Cynthia and Victor Liu said authorities restricted them to lure their father back to face fraud charges.
The latest move coincides with the high-profile release of Chinese tech executive Meng Wanzhou and two Canadians over the weekend.
Critics have in the past accused China of using ordinary citizens as political bargaining chips.
This is known as "hostage diplomacy". China has always denied it.
On Monday, US senators Edward Markey and Elizabeth Warren said in a statement, external that Cynthia and Victor Liu were back home "after three difficult years being held in China as pawns for the Chinese government".
They added that the siblings' mother, Sandra Han, was also a US citizen and was "detained in China". The senators said they were working with the US government to secure her release.
In 2018, the three of them had travelled to China to visit relatives.
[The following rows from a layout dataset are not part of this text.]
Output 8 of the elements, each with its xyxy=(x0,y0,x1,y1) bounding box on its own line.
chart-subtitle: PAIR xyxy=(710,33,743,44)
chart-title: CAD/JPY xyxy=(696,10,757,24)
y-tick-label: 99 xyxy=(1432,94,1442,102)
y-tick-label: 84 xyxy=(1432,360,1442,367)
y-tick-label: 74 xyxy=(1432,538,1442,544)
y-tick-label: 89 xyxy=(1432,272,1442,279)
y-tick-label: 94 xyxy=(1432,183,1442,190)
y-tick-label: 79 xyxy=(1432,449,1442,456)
Ms Liu was a 27-year-old consultant and Mr Liu was a 19-year-old university student at the time.
Days later, their mother was detained by Chinese officials and taken to a "black jail", a secretive detention centre, according to the children. They found they could not leave China as well.
At the time China's foreign ministry justified the restrictions saying that the three of them had documents showing they were Chinese citizens, and were "suspected of having committed economic crimes".
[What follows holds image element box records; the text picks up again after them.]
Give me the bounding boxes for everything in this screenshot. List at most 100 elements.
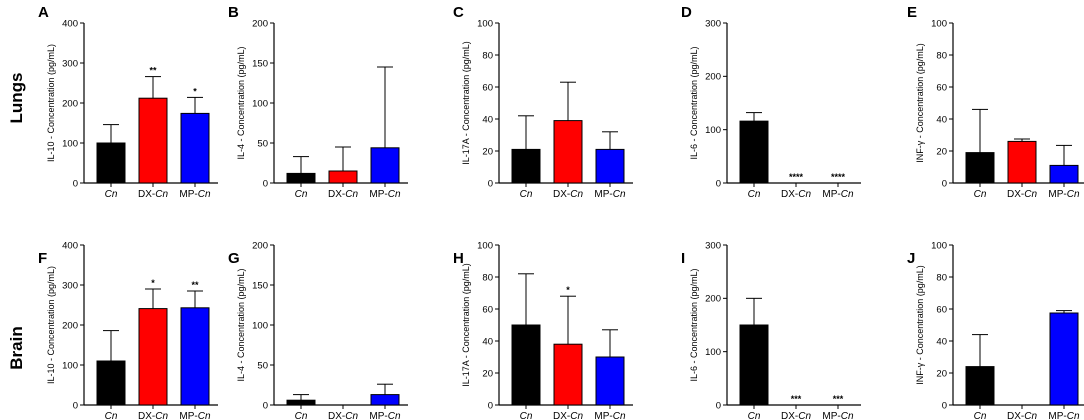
y-tick-label: 80 [482, 50, 493, 61]
panel-g: GIL-4 - Concentration (pg/mL) 0 50 100 150 20… [228, 240, 408, 420]
panel-b: B IL-4 - Concentration (pg/mL) 0 50 100 150 20… [228, 4, 408, 200]
panel-letter: B [228, 4, 239, 21]
y-tick-label: 0 [488, 400, 493, 411]
y-tick-label: 400 [62, 240, 78, 251]
y-axis-label: IL-10 - Concentration (pg/mL) [46, 44, 56, 162]
panel-letter: E [907, 4, 917, 21]
category-prefix: MP- [179, 189, 197, 200]
panel-letter: A [38, 4, 49, 21]
category-italic: Cn [570, 189, 583, 200]
category-prefix: DX- [781, 189, 798, 200]
category-label: Cn [520, 189, 533, 200]
category-italic: Cn [520, 189, 533, 200]
y-tick-label: 400 [62, 18, 78, 29]
significance-marker: **** [789, 172, 804, 182]
y-tick-label: 300 [62, 280, 78, 291]
y-tick-label: 300 [705, 18, 721, 29]
y-axis-label: INF-γ - Concentration (pg/mL) [915, 43, 925, 163]
category-italic: Cn [155, 189, 168, 200]
category-label: Cn [520, 411, 533, 420]
y-axis-label: IL-17A - Concentration (pg/mL) [461, 41, 471, 165]
bar-dx-cn [553, 343, 583, 406]
y-tick-label: 0 [73, 178, 78, 189]
y-tick-label: 150 [252, 280, 268, 291]
bar-mp-cn [180, 307, 210, 406]
category-label: DX-Cn [553, 189, 583, 200]
panel-letter: I [681, 250, 685, 267]
y-tick-label: 100 [477, 18, 493, 29]
y-tick-label: 100 [705, 125, 721, 136]
category-label: MP-Cn [1048, 411, 1080, 420]
category-prefix: DX- [328, 189, 345, 200]
y-tick-label: 50 [257, 138, 268, 149]
y-tick-label: 0 [73, 400, 78, 411]
category-label: MP-Cn [594, 189, 626, 200]
panel-letter: C [453, 4, 464, 21]
category-prefix: DX- [1007, 411, 1024, 420]
y-tick-label: 40 [936, 336, 947, 347]
category-label: Cn [974, 411, 987, 420]
bar-mp-cn [1049, 164, 1079, 184]
bar-mp-cn [370, 147, 400, 184]
category-label: Cn [748, 411, 761, 420]
category-italic: Cn [748, 411, 761, 420]
category-prefix: MP- [822, 411, 840, 420]
y-tick-label: 100 [931, 18, 947, 29]
significance-marker: ** [191, 280, 199, 290]
category-italic: Cn [748, 189, 761, 200]
category-italic: Cn [798, 411, 811, 420]
category-label: DX-Cn [553, 411, 583, 420]
bar-mp-cn [1049, 312, 1079, 406]
bar-dx-cn [138, 97, 168, 184]
y-tick-label: 100 [252, 98, 268, 109]
category-label: DX-Cn [781, 189, 811, 200]
y-tick-label: 0 [942, 178, 947, 189]
significance-marker: *** [791, 394, 802, 404]
bar-dx-cn [138, 308, 168, 406]
category-prefix: DX- [138, 411, 155, 420]
y-tick-label: 20 [482, 146, 493, 157]
y-tick-label: 60 [936, 304, 947, 315]
category-label: MP-Cn [594, 411, 626, 420]
category-italic: Cn [1067, 189, 1080, 200]
y-tick-label: 80 [936, 50, 947, 61]
bar-cn [965, 366, 995, 406]
category-label: MP-Cn [822, 189, 854, 200]
y-tick-label: 80 [482, 272, 493, 283]
panel-letter: F [38, 250, 47, 267]
significance-marker: * [193, 86, 197, 96]
y-axis-label: INF-γ - Concentration (pg/mL) [915, 265, 925, 385]
category-prefix: MP- [369, 411, 387, 420]
category-italic: Cn [613, 411, 626, 420]
category-label: MP-Cn [369, 189, 401, 200]
category-prefix: MP- [179, 411, 197, 420]
category-italic: Cn [520, 411, 533, 420]
category-prefix: MP- [1048, 189, 1066, 200]
category-label: DX-Cn [1007, 189, 1037, 200]
category-italic: Cn [974, 411, 987, 420]
y-axis-label: IL-4 - Concentration (pg/mL) [236, 268, 246, 381]
bar-dx-cn [553, 120, 583, 184]
panel-h: HIL-17A - Concentration (pg/mL) 0 20 40 60 80… [453, 240, 633, 420]
category-italic: Cn [345, 189, 358, 200]
y-tick-label: 40 [482, 336, 493, 347]
category-label: MP-Cn [369, 411, 401, 420]
category-label: DX-Cn [138, 189, 168, 200]
y-tick-label: 100 [705, 347, 721, 358]
y-tick-label: 100 [931, 240, 947, 251]
y-tick-label: 0 [263, 178, 268, 189]
panel-letter: H [453, 250, 464, 267]
category-italic: Cn [1024, 411, 1037, 420]
category-label: DX-Cn [138, 411, 168, 420]
category-label: MP-Cn [822, 411, 854, 420]
bar-mp-cn [595, 356, 625, 406]
category-label: MP-Cn [179, 411, 211, 420]
bar-cn [511, 324, 541, 406]
significance-marker: ** [149, 66, 157, 76]
panels-group: AIL-10 - Concentration (pg/mL)0100200300… [38, 4, 1084, 420]
panel-e: E INF-γ - Concentration (pg/mL) 0 20 40 60 80 1… [907, 4, 1084, 200]
bar-dx-cn [328, 170, 358, 184]
significance-marker: * [566, 285, 570, 295]
category-prefix: MP- [369, 189, 387, 200]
But the siblings told The New York Times newspaper then that Chinese authorities were using them to lure their father, a former state-owned bank executive, back to China to face criminal fraud charges, even though he had reportedly cut ties with the family in 2012.
According to an earlier report by state news outlet China Daily, their father Liu Changming is one of the country's 100 most wanted fugitives facing arrest for alleged corrupt practices. He fled China in 2007.
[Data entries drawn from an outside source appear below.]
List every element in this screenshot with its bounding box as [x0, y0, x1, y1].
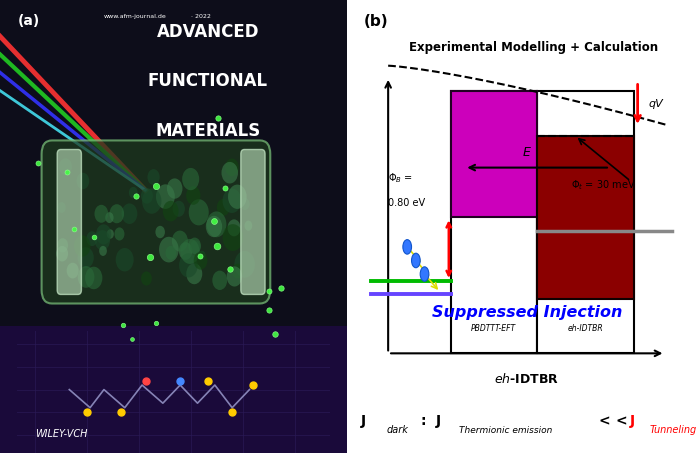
Circle shape [167, 178, 183, 199]
Circle shape [94, 230, 110, 250]
Circle shape [186, 263, 202, 284]
Circle shape [194, 252, 207, 270]
Circle shape [85, 267, 102, 289]
Circle shape [78, 266, 94, 288]
Ellipse shape [403, 240, 412, 254]
Circle shape [59, 158, 72, 175]
Bar [451, 91, 537, 353]
Circle shape [182, 168, 199, 190]
Circle shape [234, 251, 255, 278]
Text: $\mathbf{J}$: $\mathbf{J}$ [629, 413, 636, 430]
Circle shape [225, 159, 239, 176]
Circle shape [206, 212, 226, 237]
Circle shape [74, 235, 90, 257]
Circle shape [232, 264, 244, 279]
Circle shape [57, 238, 68, 252]
FancyBboxPatch shape [57, 149, 81, 294]
Circle shape [190, 240, 201, 254]
Text: $\it{eh}$-IDTBR: $\it{eh}$-IDTBR [494, 372, 559, 386]
Text: PBDTTT-EFT: PBDTTT-EFT [471, 324, 517, 333]
Circle shape [181, 239, 199, 264]
Circle shape [142, 188, 162, 214]
Circle shape [56, 246, 68, 261]
Text: $\mathbf{:}$: $\mathbf{:}$ [418, 414, 426, 428]
Circle shape [141, 188, 153, 204]
Text: $\mathbf{<<}$: $\mathbf{<<}$ [596, 414, 628, 428]
Text: $\Phi_B$ =: $\Phi_B$ = [388, 171, 413, 185]
Text: MATERIALS: MATERIALS [155, 122, 260, 140]
Circle shape [116, 248, 134, 271]
Text: dark: dark [386, 425, 408, 435]
Circle shape [94, 205, 108, 223]
Circle shape [105, 212, 113, 223]
Text: qV: qV [648, 99, 663, 109]
Circle shape [109, 204, 124, 223]
Circle shape [78, 247, 94, 268]
Circle shape [223, 224, 243, 251]
Circle shape [99, 246, 107, 256]
Circle shape [186, 186, 200, 205]
Circle shape [76, 173, 89, 189]
Circle shape [172, 231, 188, 251]
Circle shape [221, 162, 238, 183]
Text: $\Phi_t$ = 30 meV: $\Phi_t$ = 30 meV [570, 178, 636, 192]
Text: $\mathbf{J}$: $\mathbf{J}$ [360, 413, 367, 430]
Text: $\mathbf{J}$: $\mathbf{J}$ [435, 413, 442, 430]
Circle shape [189, 199, 209, 226]
Text: ADVANCED: ADVANCED [157, 23, 259, 41]
Circle shape [240, 198, 250, 210]
Circle shape [228, 184, 246, 209]
Circle shape [106, 229, 114, 239]
Circle shape [188, 237, 201, 254]
Text: 0.80 eV: 0.80 eV [388, 198, 426, 208]
Bar [537, 136, 634, 299]
Circle shape [179, 242, 193, 260]
Bar [0, 326, 346, 453]
Circle shape [173, 201, 185, 217]
Circle shape [148, 169, 160, 185]
Circle shape [244, 221, 252, 231]
Circle shape [96, 224, 111, 244]
Circle shape [114, 227, 125, 241]
Text: E: E [523, 146, 531, 159]
Text: WILEY-VCH: WILEY-VCH [34, 429, 88, 439]
Circle shape [166, 246, 176, 260]
Text: (b): (b) [364, 14, 388, 29]
Text: Experimental Modelling + Calculation: Experimental Modelling + Calculation [409, 41, 658, 54]
Ellipse shape [412, 253, 420, 268]
Text: · 2022: · 2022 [190, 14, 211, 19]
Text: (a): (a) [18, 14, 40, 28]
Circle shape [227, 266, 242, 287]
Circle shape [179, 253, 197, 278]
Ellipse shape [420, 267, 429, 281]
Circle shape [212, 270, 228, 290]
Text: Tunneling: Tunneling [650, 425, 697, 435]
Text: Suppressed Injection: Suppressed Injection [432, 305, 622, 320]
FancyBboxPatch shape [41, 140, 270, 304]
Circle shape [86, 231, 98, 246]
Circle shape [223, 188, 241, 213]
Circle shape [141, 271, 152, 285]
Circle shape [129, 187, 138, 198]
Text: FUNCTIONAL: FUNCTIONAL [148, 72, 268, 91]
Circle shape [156, 184, 175, 209]
Circle shape [155, 226, 165, 238]
Text: www.afm-journal.de: www.afm-journal.de [104, 14, 167, 19]
Text: eh-IDTBR: eh-IDTBR [568, 324, 603, 333]
Circle shape [198, 251, 206, 260]
Circle shape [163, 201, 179, 222]
Circle shape [217, 199, 230, 216]
Bar [451, 91, 537, 217]
Circle shape [66, 263, 78, 279]
Text: Thermionic emission: Thermionic emission [459, 426, 552, 435]
Circle shape [206, 216, 222, 237]
Circle shape [159, 237, 178, 262]
Bar [537, 91, 634, 353]
Circle shape [228, 219, 241, 236]
Circle shape [122, 203, 137, 224]
FancyBboxPatch shape [241, 149, 265, 294]
Circle shape [57, 202, 66, 213]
Their mother, Ms Han, is a businesswoman with millions of dollars in real estate holdings, according to The New York Times.
'No link'
US reports said China allowed the Lius to leave on the same weekend that authorities let go of Canadian citizens Michael Spavor and Michael Kovrig, who were arrested in China in 2018 and accused of espionage.
The Canadians' release came hours after Chinese tech executive Meng Wanzhou, who was held in Canada on US fraud charges, was freed.
The apparent swap brought to an end a damaging diplomatic row between Beijing and the West.
When asked by reporters on Monday whether it would incentivise China to continue such tactics, White House press secretary Jen Psaki said: "I think it's important to note, and to be very clear about this, there is no link."
She said the US Justice Department had taken "independent decisions" to cut a deal with Canadian prosecutors, which led to Ms Meng's release.